Evidence of Saudi-led coalition’s cover-ups in Yemen

Report given to UK government claims evidence shows British arms should not be sold to Saudi Arabia

Evidence that the Saudi-led coalition has covered up human rights abuses in Yemen was submitted to the British government in a report by legal and human rights activists on Thursday.

The report claims the coalition has “whitewashed significant civilian harm” and that any internal Saudi investigations into allegations have not been credible despite the UK relying on such investigations to justify its sales of weapons to the Gulf kingdom.

Using witness interviews and photographic evidence, the report by The Global Legal Action Network (GLAN) and Yemeni group Mwatana for Human Rights places blame on the coalition for air strikes it had claimed it was not responsible for and accuses it of disproportionate use of force that harmed civilians.

“This evidence will assist the UK government in deciding whether to grant further arms sales licenses for Saudi Arabia. They can either continue to rely on discredited Saudi/UAE-led coalition assurances or listen to those who have painstakingly documented the constant civilian deaths caused by Coalition airstrikes,” GLAN Director Gearoid O Cuinn said in a joint statement with Mwatana.

The UK Court of Appeals ruled in June that British arms sales to Saudi Arabia were unlawful because the government had illegally approved arms sales without properly assessing the risk to civilians.

The UK has licensed arms sales worth £4.7bn to Saudi Arabia since the Gulf kingdom intervened in Yemen’s civil war in March 2015.

Saudi Arabia is Britain’s biggest weapons purchaser, accounting for 43 percent of Britain’s global arms sales in the past decade.
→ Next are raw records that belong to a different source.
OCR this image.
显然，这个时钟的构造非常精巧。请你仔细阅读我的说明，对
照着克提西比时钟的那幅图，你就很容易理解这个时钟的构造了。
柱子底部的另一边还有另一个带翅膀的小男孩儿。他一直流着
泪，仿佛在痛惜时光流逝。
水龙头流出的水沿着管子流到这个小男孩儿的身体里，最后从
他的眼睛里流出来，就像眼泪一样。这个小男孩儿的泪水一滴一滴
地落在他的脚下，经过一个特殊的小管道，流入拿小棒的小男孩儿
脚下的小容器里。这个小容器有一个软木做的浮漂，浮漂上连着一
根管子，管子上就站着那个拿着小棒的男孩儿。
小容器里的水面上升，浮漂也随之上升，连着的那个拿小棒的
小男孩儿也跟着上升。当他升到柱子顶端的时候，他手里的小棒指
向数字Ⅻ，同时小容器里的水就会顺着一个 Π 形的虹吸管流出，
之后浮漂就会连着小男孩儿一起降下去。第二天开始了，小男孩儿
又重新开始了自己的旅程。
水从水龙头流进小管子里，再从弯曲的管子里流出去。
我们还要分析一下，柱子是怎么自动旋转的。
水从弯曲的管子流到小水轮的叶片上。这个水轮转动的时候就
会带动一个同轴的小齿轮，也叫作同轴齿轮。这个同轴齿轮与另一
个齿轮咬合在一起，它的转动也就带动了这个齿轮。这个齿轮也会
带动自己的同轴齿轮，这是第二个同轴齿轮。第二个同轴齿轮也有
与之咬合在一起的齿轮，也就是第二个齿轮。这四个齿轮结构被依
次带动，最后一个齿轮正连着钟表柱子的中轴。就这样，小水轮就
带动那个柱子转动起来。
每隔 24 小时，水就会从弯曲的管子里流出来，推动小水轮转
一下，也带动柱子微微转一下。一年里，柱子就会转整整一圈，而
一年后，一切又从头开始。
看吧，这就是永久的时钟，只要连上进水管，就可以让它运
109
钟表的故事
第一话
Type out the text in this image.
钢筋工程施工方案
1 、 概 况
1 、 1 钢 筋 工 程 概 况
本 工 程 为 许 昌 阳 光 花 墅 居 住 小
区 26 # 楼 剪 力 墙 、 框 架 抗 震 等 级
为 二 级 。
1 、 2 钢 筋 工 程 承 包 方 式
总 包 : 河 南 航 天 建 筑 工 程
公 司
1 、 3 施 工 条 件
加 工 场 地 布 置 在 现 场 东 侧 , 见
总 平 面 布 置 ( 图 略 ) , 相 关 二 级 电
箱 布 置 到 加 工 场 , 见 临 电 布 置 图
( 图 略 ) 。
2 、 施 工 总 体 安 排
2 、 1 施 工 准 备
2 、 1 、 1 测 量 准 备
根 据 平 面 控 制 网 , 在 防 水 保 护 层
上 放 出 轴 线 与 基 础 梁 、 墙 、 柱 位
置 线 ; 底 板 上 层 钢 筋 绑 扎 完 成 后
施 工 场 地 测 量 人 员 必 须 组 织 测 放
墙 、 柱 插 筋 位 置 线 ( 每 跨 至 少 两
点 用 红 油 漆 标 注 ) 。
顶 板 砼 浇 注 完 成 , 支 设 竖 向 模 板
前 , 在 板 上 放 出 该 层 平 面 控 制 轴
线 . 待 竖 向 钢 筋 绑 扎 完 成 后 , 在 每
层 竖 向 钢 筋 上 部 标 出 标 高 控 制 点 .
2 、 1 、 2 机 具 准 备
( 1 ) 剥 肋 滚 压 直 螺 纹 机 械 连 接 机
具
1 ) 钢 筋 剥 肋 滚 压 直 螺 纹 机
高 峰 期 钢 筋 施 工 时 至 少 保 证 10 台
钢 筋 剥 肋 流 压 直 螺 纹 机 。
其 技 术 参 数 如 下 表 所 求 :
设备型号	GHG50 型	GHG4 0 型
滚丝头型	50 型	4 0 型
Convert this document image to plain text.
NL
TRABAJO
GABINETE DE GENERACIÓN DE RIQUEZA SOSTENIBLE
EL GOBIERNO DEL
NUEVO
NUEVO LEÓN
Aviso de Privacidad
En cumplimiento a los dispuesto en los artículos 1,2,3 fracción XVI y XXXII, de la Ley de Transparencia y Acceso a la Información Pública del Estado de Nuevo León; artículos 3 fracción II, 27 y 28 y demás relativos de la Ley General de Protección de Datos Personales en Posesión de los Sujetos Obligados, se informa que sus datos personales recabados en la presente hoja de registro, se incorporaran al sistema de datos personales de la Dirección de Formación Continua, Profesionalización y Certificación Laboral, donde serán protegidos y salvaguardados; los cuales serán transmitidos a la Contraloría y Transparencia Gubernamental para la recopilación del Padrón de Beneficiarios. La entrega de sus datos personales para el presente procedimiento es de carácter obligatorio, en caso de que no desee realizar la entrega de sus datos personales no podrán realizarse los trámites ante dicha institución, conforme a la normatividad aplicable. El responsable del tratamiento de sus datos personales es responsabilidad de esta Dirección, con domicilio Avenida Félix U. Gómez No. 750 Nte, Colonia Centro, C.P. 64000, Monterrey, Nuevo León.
BAE Systems, Britain’s biggest defence company, generates 14 percent or around £2.6 bn ($3.3 bn) of its group sales from the kingdom.

“The UK should have stopped selling weapons to the Saudi/UAE-led coalition a long time ago. We hope this evidence helps them finally make the right decision, and to start seriously pushing for peace,” said Radhya al-Mutawakel, chairperson of Mwatana for Human Rights.